CW: When Red decided to turn pro in the fall of 1925, professional football did not have the greatest reputation. It had started in the small towns (mainly in the mid-west) and was played by sandlot players who sometime slugged their way through the game.
But by the middle 1920’s the sport and the teams of the NFL was mostly operated by former college football players- like George Halas, Jimmy Conzleman, Guy Chamberlin- who had gone to college and were trying to run the sport with class and respect. The sport had started to outgrow its roots of being played by so-called “drunks” and sandlot players who weren’t refined in their play on the field.
Red was initially drawn to playing pro football for two reasons, he could make good money and he love the game. He was 22-years old and wanted to keep playing. He always thought playing football was the same as playing baseball. What was the difference in the sports, nobody at the time complained about Babe Ruth and Lou Gerhig getting paid to play baseball, why was it bad for somebody to get paid to play football? He definitely didn’t think he’s career was done at the age of 22.
And what made the perfect man to turn pro and take on the negative attention in getting paid to play, was that he had no faults. He was charming and good-looking, he was smart and well-spoken, the public liked him and wanted to cheer him on.
So in the end Red was equipped to take on the negative criticism but withstand it because some of the paying public wanted to see Red perform. So they accepted him more than maybe somebody else, say like Jim Thorpe.

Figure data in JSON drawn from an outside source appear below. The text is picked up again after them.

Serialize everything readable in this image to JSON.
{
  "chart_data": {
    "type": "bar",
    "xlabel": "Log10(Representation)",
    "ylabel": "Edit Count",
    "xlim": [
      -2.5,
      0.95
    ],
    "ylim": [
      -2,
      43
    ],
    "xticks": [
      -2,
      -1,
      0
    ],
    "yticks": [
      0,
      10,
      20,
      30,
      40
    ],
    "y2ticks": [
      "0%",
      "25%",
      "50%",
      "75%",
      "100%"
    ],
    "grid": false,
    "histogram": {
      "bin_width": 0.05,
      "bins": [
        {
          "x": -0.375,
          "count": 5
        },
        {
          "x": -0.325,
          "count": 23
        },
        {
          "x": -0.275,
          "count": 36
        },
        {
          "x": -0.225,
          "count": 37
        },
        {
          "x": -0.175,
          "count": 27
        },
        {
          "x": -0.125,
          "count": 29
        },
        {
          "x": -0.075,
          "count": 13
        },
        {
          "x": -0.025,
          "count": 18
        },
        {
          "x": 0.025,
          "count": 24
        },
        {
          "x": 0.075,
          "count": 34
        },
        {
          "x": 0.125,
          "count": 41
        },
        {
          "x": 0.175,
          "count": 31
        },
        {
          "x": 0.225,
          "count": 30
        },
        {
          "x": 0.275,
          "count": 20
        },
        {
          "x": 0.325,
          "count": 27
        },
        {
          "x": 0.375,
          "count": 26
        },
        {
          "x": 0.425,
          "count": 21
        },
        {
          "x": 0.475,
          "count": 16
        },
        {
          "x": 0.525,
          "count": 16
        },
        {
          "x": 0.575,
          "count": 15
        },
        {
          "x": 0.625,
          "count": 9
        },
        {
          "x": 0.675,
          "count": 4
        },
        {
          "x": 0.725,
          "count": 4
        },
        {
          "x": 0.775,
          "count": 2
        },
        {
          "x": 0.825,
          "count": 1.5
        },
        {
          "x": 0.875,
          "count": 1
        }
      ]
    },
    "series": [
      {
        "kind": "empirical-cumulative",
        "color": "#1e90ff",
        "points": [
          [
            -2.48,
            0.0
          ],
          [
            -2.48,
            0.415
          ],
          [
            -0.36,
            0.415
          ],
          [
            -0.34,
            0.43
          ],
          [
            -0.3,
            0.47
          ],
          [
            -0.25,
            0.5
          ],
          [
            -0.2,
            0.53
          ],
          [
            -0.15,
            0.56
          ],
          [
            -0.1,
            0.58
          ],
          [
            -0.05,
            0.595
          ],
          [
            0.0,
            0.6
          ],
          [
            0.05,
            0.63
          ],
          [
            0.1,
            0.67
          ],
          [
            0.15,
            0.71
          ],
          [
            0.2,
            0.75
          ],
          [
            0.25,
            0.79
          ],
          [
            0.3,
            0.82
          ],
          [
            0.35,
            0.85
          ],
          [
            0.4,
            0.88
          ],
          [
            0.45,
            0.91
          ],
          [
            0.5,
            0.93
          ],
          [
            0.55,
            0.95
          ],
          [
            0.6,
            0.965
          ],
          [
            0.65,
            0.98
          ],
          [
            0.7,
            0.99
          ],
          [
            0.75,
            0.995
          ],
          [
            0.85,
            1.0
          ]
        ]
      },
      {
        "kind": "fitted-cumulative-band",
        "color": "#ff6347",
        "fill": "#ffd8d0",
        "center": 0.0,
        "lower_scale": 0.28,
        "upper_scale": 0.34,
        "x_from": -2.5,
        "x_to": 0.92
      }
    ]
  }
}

DBB: So I’m a theatre guy by trade and I had no fucking idea Red Grange did Vaudeville. First, is there any audio evidence of this? Second, what favorite stuff came out of this period for you as a researcher and writer?
CW: Sorry I haven’t found any audio or any footage of Red doing Vaudeville (that would be the holy grail).
One of the most enjoyable part of researching Red’s life was finding material about his career in Vaudeville. This was a part of his life that hadn’t been written about much and was a joy to discover some of unfound material.
Most of the best stuff was finding ads, stage reviews, descriptions of the stage shows, and songs done by Grange during this time. His most famous stage show was titled Come On, Red in which he toured the mid-west and east in 1928-1929. It was great to retrace this Tour to find out how he was as a stage actor. He always seemed to be a “fish out of water” on stage, but I give him a lot of respect for doing it, I know I couldn’t do it.
DBB: Big picture question. What’s the legacy of Grange when it comes to the entirety of the game of football? College, pro, whatever. Where does he live in the game’s story?
CW: Well, I think the lasting legacy of Red, since we are celebrating the NFL’s and the Chicago Bears 100th season, is that Red laid down the blueprint of the modern NFL player to follow in how to become a superstar athlete-celebrity.
When he decided to turn pro he:
- Signed with an Agent
- Highest Salary in Pro Football
- Signed Endorsement Deals
- Appeared in Hollywood Movies
- Became an All-Pro Player
- Won 2 NFL Championships
In 2019 this would be the resume of Peyton Manning, Aaron Rodgers or Tom Brady. But Red did it nearly 100 years ago. He then showed the NFL player the blueprint about his post-NFL career:
- Coach
- Radio & TV Announcer
- Pro Football Hall of Fame
- Fought for ex-players to get a pension
- Ambassador of the Sport
His legacy was showing future NFL players what they can become, as one of the most successful and visible athletes in the world and I cover these themes all throughout the book, so you see how he accomplished it.